Wednesday, August 15, 2012

"Spectacular" -- That's What He Said

The Mayor was at the rebuilt Morse Red Line station on Tuesday morning, and so was the CTA Station Watch blog, which is keeping close tabs on the ongoing project. And wow, if what really happens is what's being promised....? It's gonna be exciting.
  •  "Wilson – ... Design work is underway for what Emanuel calls a “spectacular” new Wilson express-transfer station, which will be constructed next year along with a significant portion of new track and signaling on either side of the station.
  • Sheridan and Bryn Mawr – These two stations will soon become the last ugly ducklings of the North Red Line, but they haven’t been forgotten. Carole Morey, CTA’s Vice President for Infrastructure, says they will be rebuilt after Wilson, starting in 2014."
Patrick Barry of CTA Station Watch wrote us with his ideas of what will happen at the new Wilson Station.  It's not gospel, and we wouldn't place any bets (yet), but CTA Station Watch has access to sources we don't, and we're happy to hear their theories:
"I've been looking at the Wilson station area and related materials like the Red Modernization planning documents and my theory is as follows: 

The new station will have two large center platforms to allow transfers from Red to Purple Express; it will extend from Wilson south to about Sunnyside; the first new track will be built in between the two west-most (southbound) tracks, where the empty mall and CTA workshops are now, and then one of the old tracks will be "cut over" to the new section; there will be an auxiliary entrance/exit near the Target store (see exhibit boards; there is plenty of space to do this).

And remember that the Mayor and Claypool say there will be extensive new track and signal work on both sides of the station. Plus there's your previously reported rehab of the historic Gerber station house. I've seen $200 million as the value of the job, in a city press release I can't locate at his moment.

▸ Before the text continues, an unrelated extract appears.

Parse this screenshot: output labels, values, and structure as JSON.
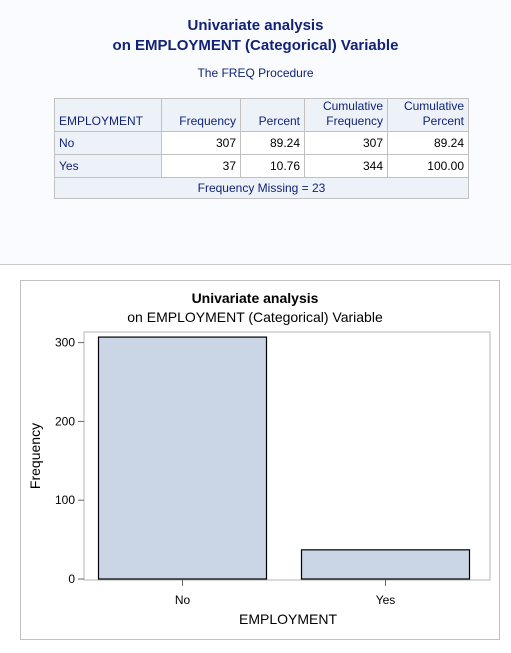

I've got to admit, it's exciting. And the work on Morse has been of top quality."


  1. This is exciting. Do we think maybe another positive byproduct of all this activity in renovating the Wilson stop may make this stretch of Broadway a bit safer during certain times of the day given all of the construction activity that will be going on in this area? Did anyone near other renovated spaces notice that it had a similar effect? If so, this would be good for businesses around this stop as well as pedestrians. I know I'd be more apt to walk (which I prefer) over driving to nearby stores like Target in this case :-).

  2. I'd like to see some comparisons to the renderings that appeared a long time ago as just a proposal, not the actual engineering renderings. Are those a pretty good idea of what we'll be getting, or are the current designs taking a much different approach?

  3. I don't think we've seen a single rendering that wasn't total fantasy...I don't mean that in a skeptical won't happen kind of way, I just don't think anything legit has been produced yet.

  4. I cannot wait for the new station and the many benifits Uptown will receive from it. I also hope they get rid of all the people that are hanging out on city property around the station. They sit in chairs, drink beer and smoke drugs in plain view of police cars that drive by them many times daily and I never seen them chased off when I go by.

  5. ...kindly consider this for Uptown Station....

  6. Nicky, yes I also see them in actual chairs or sitting on milk crates. I don't understand why Target doesn't do more to help this situation.

  7. I'm tremendously excited about the rehab of the Wilson station and hope this grand old structure is restored to something approximating its original splendor.

    Every time I enter that station, I contemplate the old marble paneling with the brass handrails, the marble stair, and the scale of the place, and try to visualize it the way it must have looked c.1925, when Uptown was one of the most happening nabes in the country and thousands of people used that station to access the North-South (now the Red Line), the Evanston Express, and the old North Shore interurban.

    I was a CTA employee for a couple of years and was able to see the areas now closed off to the public, such as the former arcade of shops, which is slightly subgrade and now gated off, dark and abandoned. Some CTA people informed me it was closed in the 60s when crime and blight in the area made it unsafe. It can only be accessed by entering the "employees only" area where the restroom is, and you see a darkened corridor, with a grill over the entrance, with the shop windows still intact.

    The only problem with this great old station is that it is so bizarrely configured that it would be impossible to install elevators and escalators with the current configuration. I wonder what will finally happen to it when CTA begins the rebuild of the entire line, complete with a new elevated structure and track, in 5 years or so. Perhaps it will be gutted, the old staircase that was once so grand gutted out, and the beautiful facade restored. Some people have proposed an entire new station at Montrose to replace it, with the old station restored and converted to commercial use.

    It will be interesting to watch. I hope we make the right decision because whatever is done there is going to be very, very costly.